X_train, X_test, y_train, y_test = train_test_split(X, ys, test_size=0.2, random_state=42, stratify=ys)

model = LogisticRegression(max_iter=1000)
model.fit(X_train, y_train)

print("Train accuracy:", accuracy_score(y_train, model.predict(X_train)))
print("Test  accuracy:", accuracy_score(y_test,  model.predict(X_test)))

ConfusionMatrixDisplay.from_estimator(model, X_test, y_test, display_labels=['neg','pos'])


### Visualising tweet distribution & decision boundary

In [None]:
import matplotlib.pyplot as plt

np.random.seed(0)
sample_idx = np.random.choice(len(X), 2000, replace=False)
X_s = X[sample_idx]; y_s = ys[sample_idx]

plt.figure(figsize=(6,6))
for label, marker, col in [(1,'o','limegreen'), (0,'x','crimson')]:
    mask = y_s==label
    plt.scatter(X_s[mask,0], X_s[mask,1], marker=marker, color=col, label='pos' if label else 'neg', alpha=0.5)

coef = model.coef_[0]; intercept=model.intercept_[0]
xs = np.linspace(0, X[:,0].max()+2, 100)
ys_line = -(coef[0]*xs + intercept)/coef[1]
plt.plot(xs, ys_line, '--k', linewidth=2)

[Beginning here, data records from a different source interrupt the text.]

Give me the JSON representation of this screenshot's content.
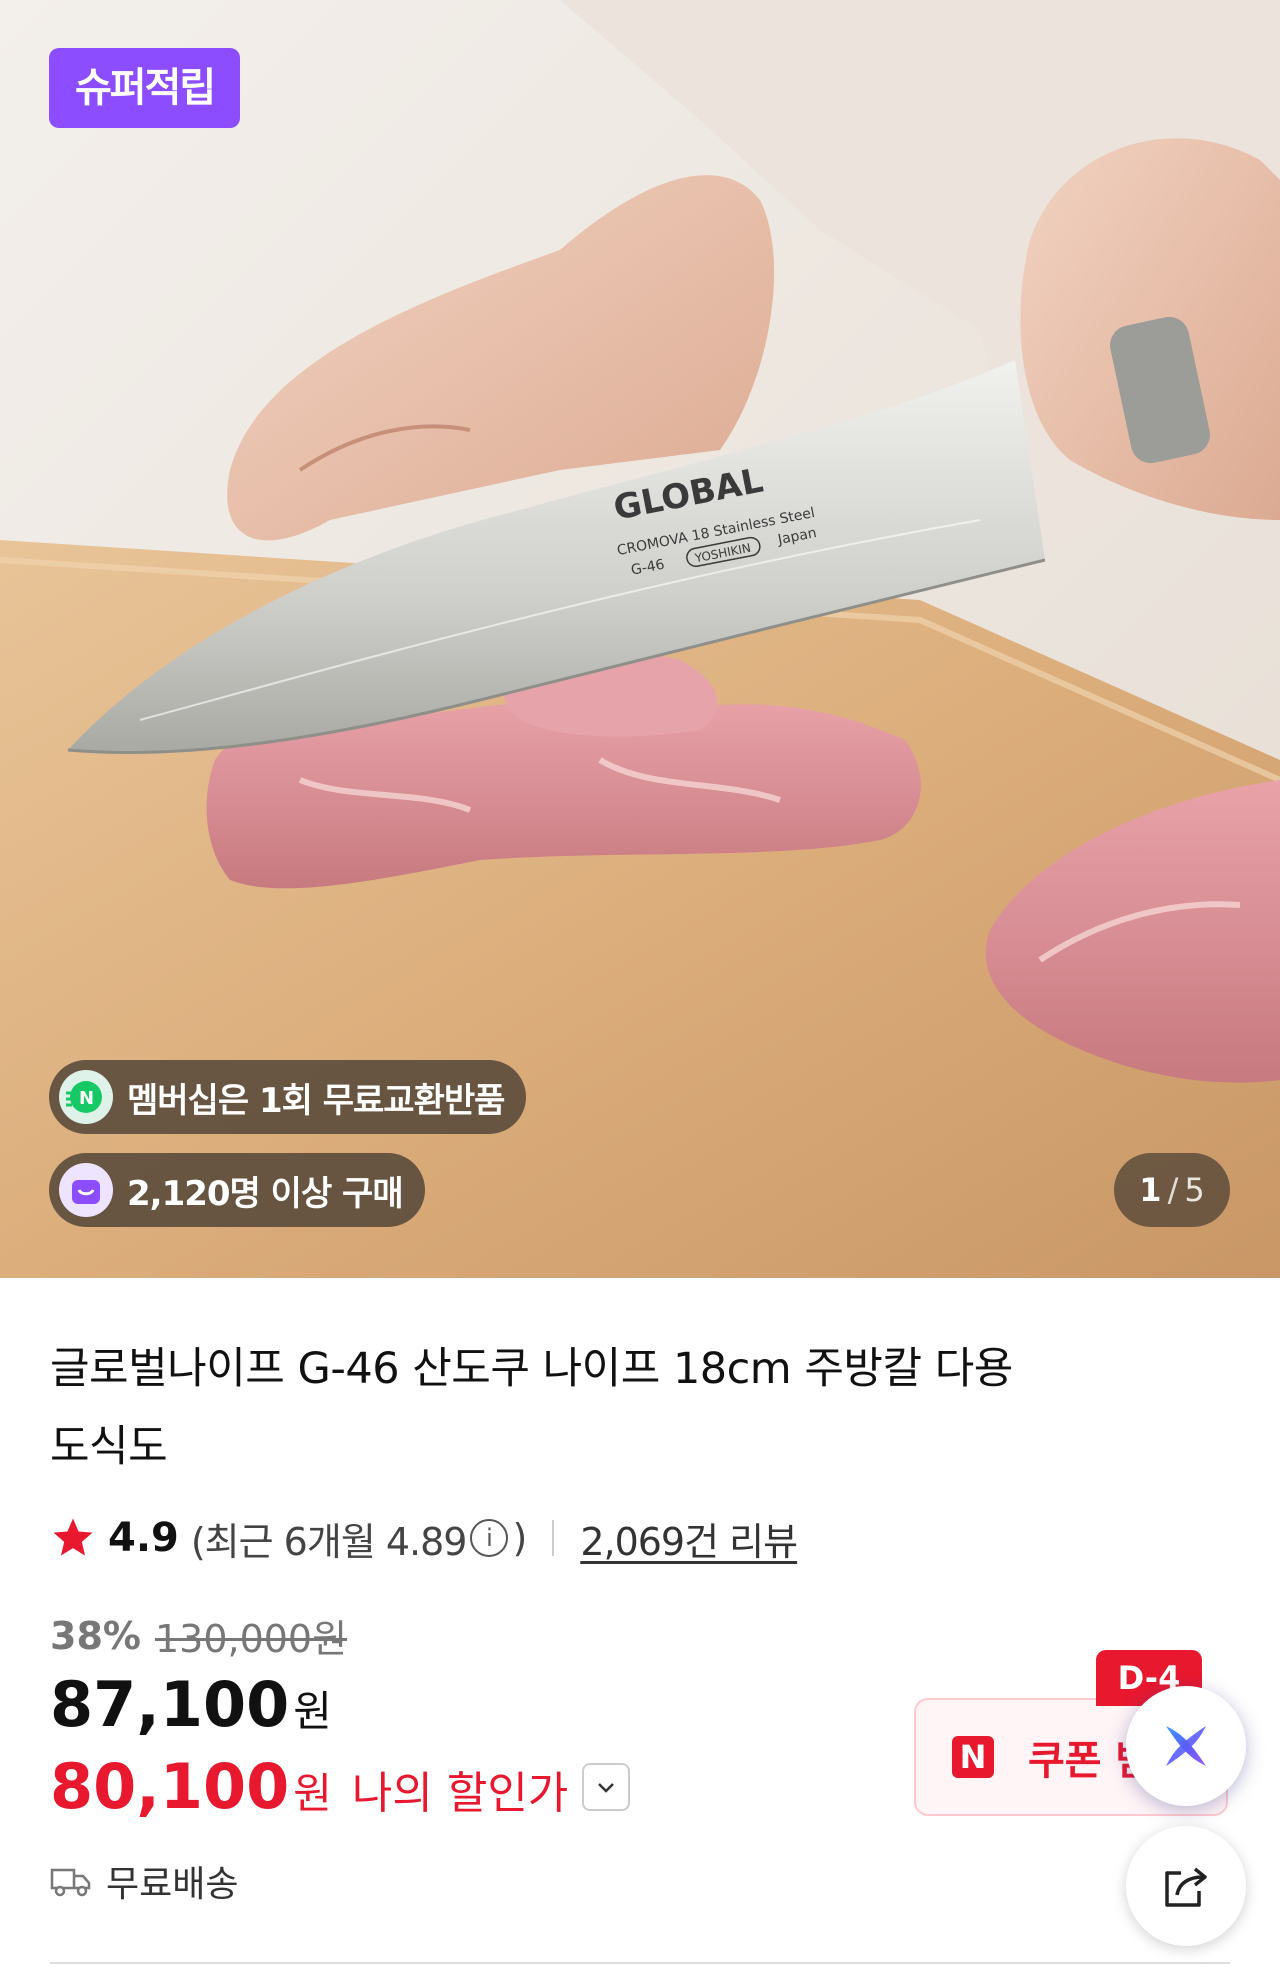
{
  "hero": {
    "badge": "슈퍼적립",
    "knife_brand": "GLOBAL",
    "knife_line1": "CROMOVA 18 Stainless Steel",
    "knife_model": "G-46",
    "knife_maker": "YOSHIKIN",
    "knife_origin": "Japan",
    "membership_pill": "멤버십은 1회 무료교환반품",
    "purchase_pill": "2,120명 이상 구매",
    "counter_current": "1",
    "counter_sep": "/",
    "counter_total": "5",
    "colors": {
      "badge": "#8b4dff",
      "pill_bg": "#463c32"
    }
  },
  "product": {
    "title": "글로벌나이프 G-46 산도쿠 나이프 18cm 주방칼 다용도식도",
    "rating_score": "4.9",
    "rating_recent_prefix": "(최근 6개월 4.89",
    "rating_recent_suffix": ")",
    "review_count": "2,069건 리뷰",
    "discount_rate": "38%",
    "original_price": "130,000원",
    "price_number": "87,100",
    "price_unit": "원",
    "my_price_number": "80,100",
    "my_price_unit": "원",
    "my_price_label": "나의 할인가",
    "shipping": "무료배송",
    "colors": {
      "accent_red": "#e8182f",
      "star": "#e8182f"
    }
  },
  "coupon": {
    "dday": "D-4",
    "brand_mark": "N",
    "label": "쿠폰 받"
  },
  "icons": {
    "info": "info-circle-icon",
    "chevron": "chevron-down-icon",
    "truck": "truck-icon",
    "ai": "ai-assistant-icon",
    "share": "share-icon"
  }
}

plt.xlabel('Positive word count'); plt.ylabel('Negative word count')
plt.title('Tweet sentiment space')
plt.legend(loc='upper right')
plt.xlim(0, X[:,0].max()+1); plt.ylim(0, X[:,1].max()+1)
plt.show()


**Interpretation tips**

* Many tweets contain *no* positive words (x=0) or negative words (y=0); that’s why points hug the axes.  
* Adding richer features (bigrams, TF‑IDF) can separate overlapping clusters.

## 4️⃣ Interactive Gradio sentiment tester

In [None]:
import gradio as gr
from collections import Counter

def predict_sentiment(text):
    feats = tweet_to_xy(text, pos_vocab, neg_vocab)
    prob_pos = float(model.predict_proba([feats])[0][1])
    label = "Positive 😊" if prob_pos >= 0.5 else "Negative 😞"
    return {
        "Positive-count": int(feats[0]),
        "Negative-count": int(feats[1]),
        "Prob‑positive": round(prob_pos, 3),
        "Prediction": label
    }

with gr.Blocks() as demo:
    gr.Markdown("### 🎛️ Sentiment tester (Logistic Regression)")
    txt = gr.Textbox(label="Enter tweet text", lines=3)
    out = gr.JSON(label="Model output")
    txt.submit(predict_sentiment, txt, out)
    gr.Button("Run").click(predict_sentiment, txt, out)

# Uncomment the next line when running in Colab
# demo.launch()


---

🎉 **You trained, visualised, and deployed a sentiment classifier!**  
Try tweaking the vocabulary threshold, adding TF‑IDF, or swapping in a different model to see how performance changes.